As I said, I started out loving this. Jane is relatably offbeat and insecure; she’s also a wonderful teacher and I loved reading about her different students and how she worked with them. Duncan is somewhat enigmatic for a man who lives his life so openly but her passion for him comes through anyway, and the small town eccentrics in the story are loosely but effectively drawn.

But I started to feel really depressed for Jane. She has some sensory issues — many, many people in the book are probably neurodiverse — and she’s got to deal with so many difficult, demanding, and frankly inconsiderate people. (At one point in the book she’s in labor, everyone is just hanging around getting in her way, and when the doctor tells her she can throw them out, I almost cried with relief.) And the one time she makes an effort to get some time and space for herself, she winds up with a new responsibility and a lifelong guilt trip.
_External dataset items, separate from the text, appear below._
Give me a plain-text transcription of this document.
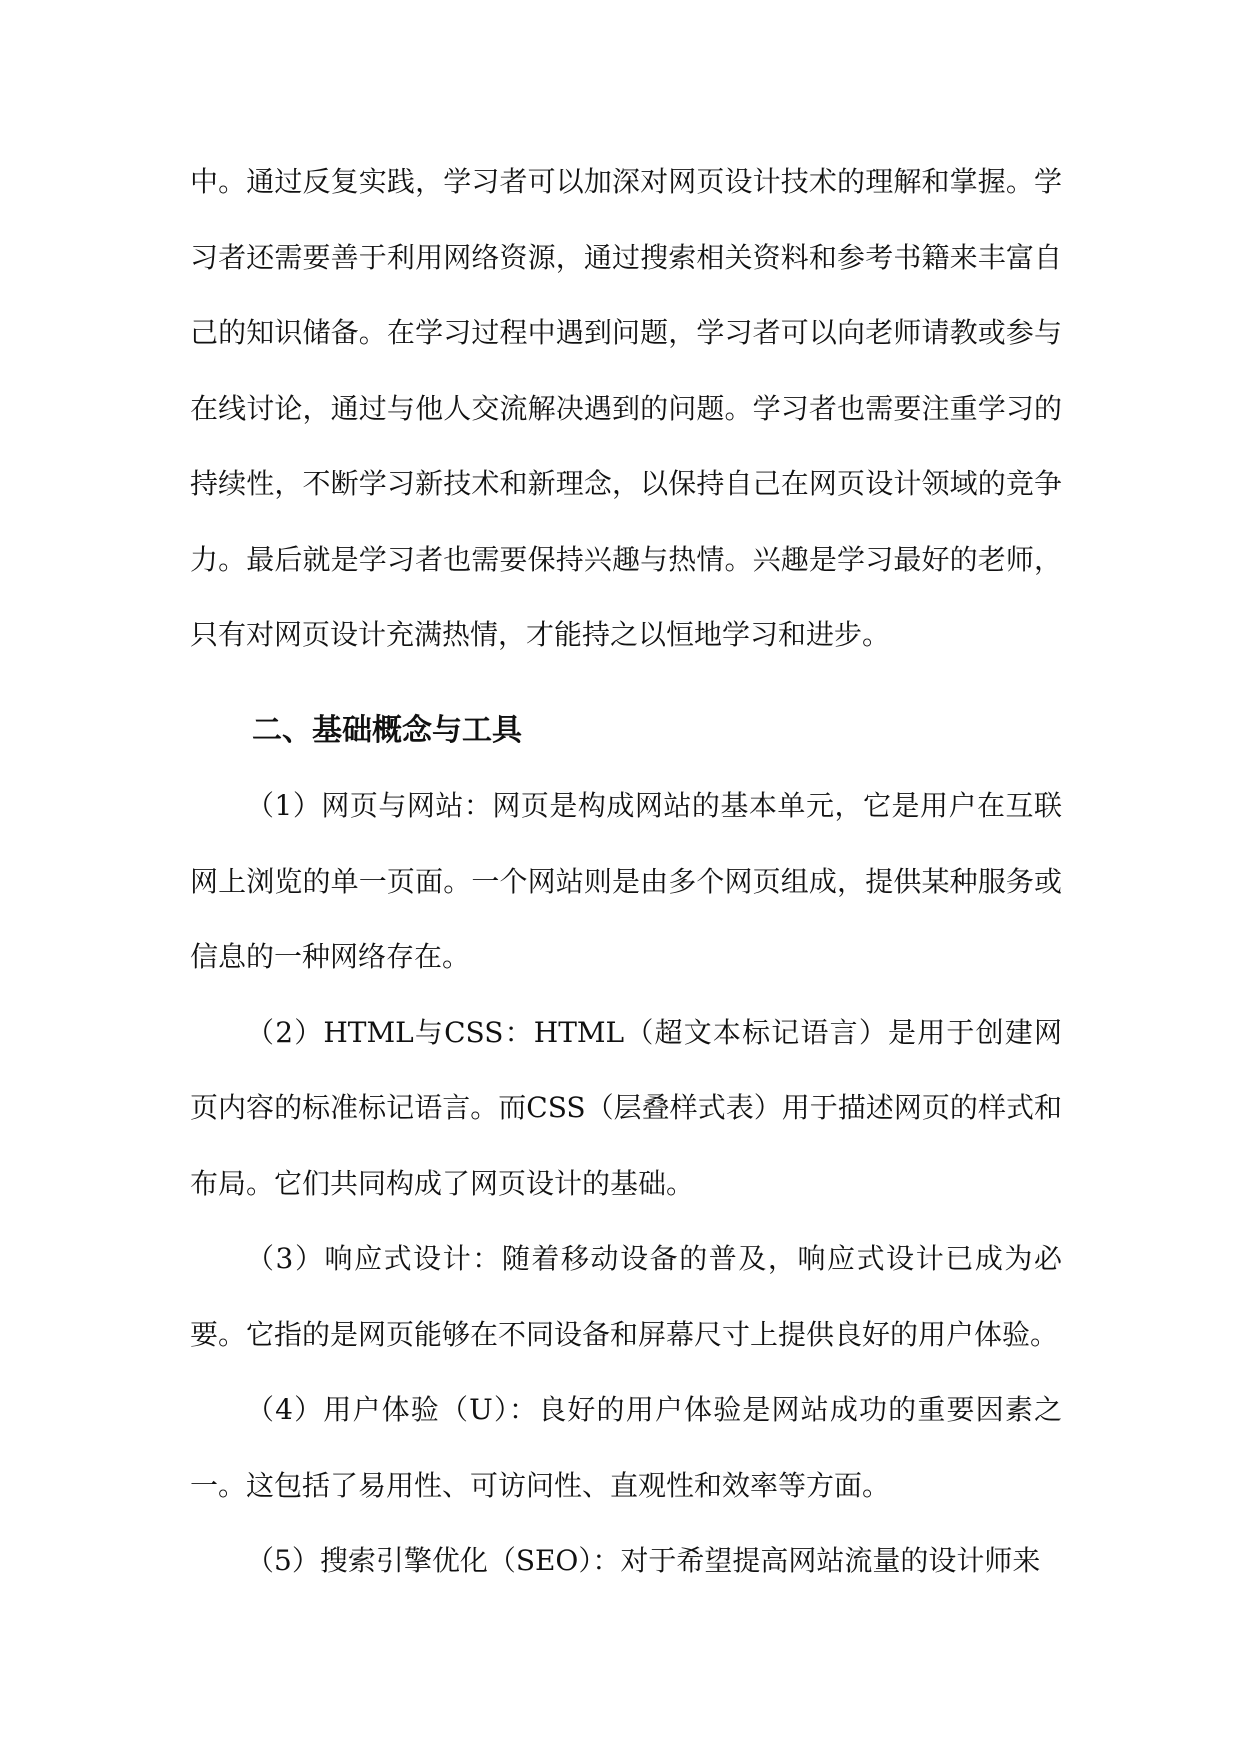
中。通过反复实践，学习者可以加深对网页设计技术的理解和掌握。学习者还需要善于利用网络资源，通过搜索相关资料和参考书籍来丰富自己的知识储备。在学习过程中遇到问题，学习者可以向老师请教或参与在线讨论，通过与他人交流解决遇到的问题。学习者也需要注重学习的持续性，不断学习新技术和新理念，以保持自己在网页设计领域的竞争力。最后就是学习者也需要保持兴趣与热情。兴趣是学习最好的老师，只有对网页设计充满热情，才能持之以恒地学习和进步。

二、基础概念与工具

（1）网页与网站：网页是构成网站的基本单元，它是用户在互联网上浏览的单一页面。一个网站则是由多个网页组成，提供某种服务或信息的一种网络存在。

（2）HTML与CSS：HTML（超文本标记语言）是用于创建网页内容的标准标记语言。而CSS（层叠样式表）用于描述网页的样式和布局。它们共同构成了网页设计的基础。

（3）响应式设计：随着移动设备的普及，响应式设计已成为必要。它指的是网页能够在不同设备和屏幕尺寸上提供良好的用户体验。

（4）用户体验（U）：良好的用户体验是网站成功的重要因素之一。这包括了易用性、可访问性、直观性和效率等方面。

（5）搜索引擎优化（SEO）：对于希望提高网站流量的设计师来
What really turned me against the book was a chapter in which Duncan and his ex are off together for a funeral and Jane is left to take care of their children, Jimmy, an intellectually disabled man they’ve basically adopted, and Gary, who’s barely a functional adult. Meanwhile she’s also working and struggling with excruciating fear and jealousy. Does she talk about this with Duncan and get any kind of reassurance from him? Oh hell no.

It doesn’t help that we don’t ever get Duncan’s point of view; we especially don’t know what he sees in Jane specifically. He’s very loving towards her, and he’s also a supportive, loving father, but it mainly seems she’s with him because she was there at the right time. If she left him, he’d might just shrug and find another woman that same day…. probably one younger than Jane. Because every time we hear about a couple’s romantic history here, it turns out there was an icky age difference. Duncan was 25 going to Aggie’s prom. No one ever mentions this is gross.

I have mixed feelings about the character of Jimmy, who’s very important to the book. I think it’s mainly an understanding and sympathetic portrayal–unlike that of Gary, who has very little to recommend him. But I felt frustrated with people’s choices for him, and how little that was examined by the text.

And ultimately, I was frustrated with Jane’s choices for herself. I was promised a heartwarming story. Accepting a monotonous life with no accommodations for your needs and boundaries is just not heartwarming.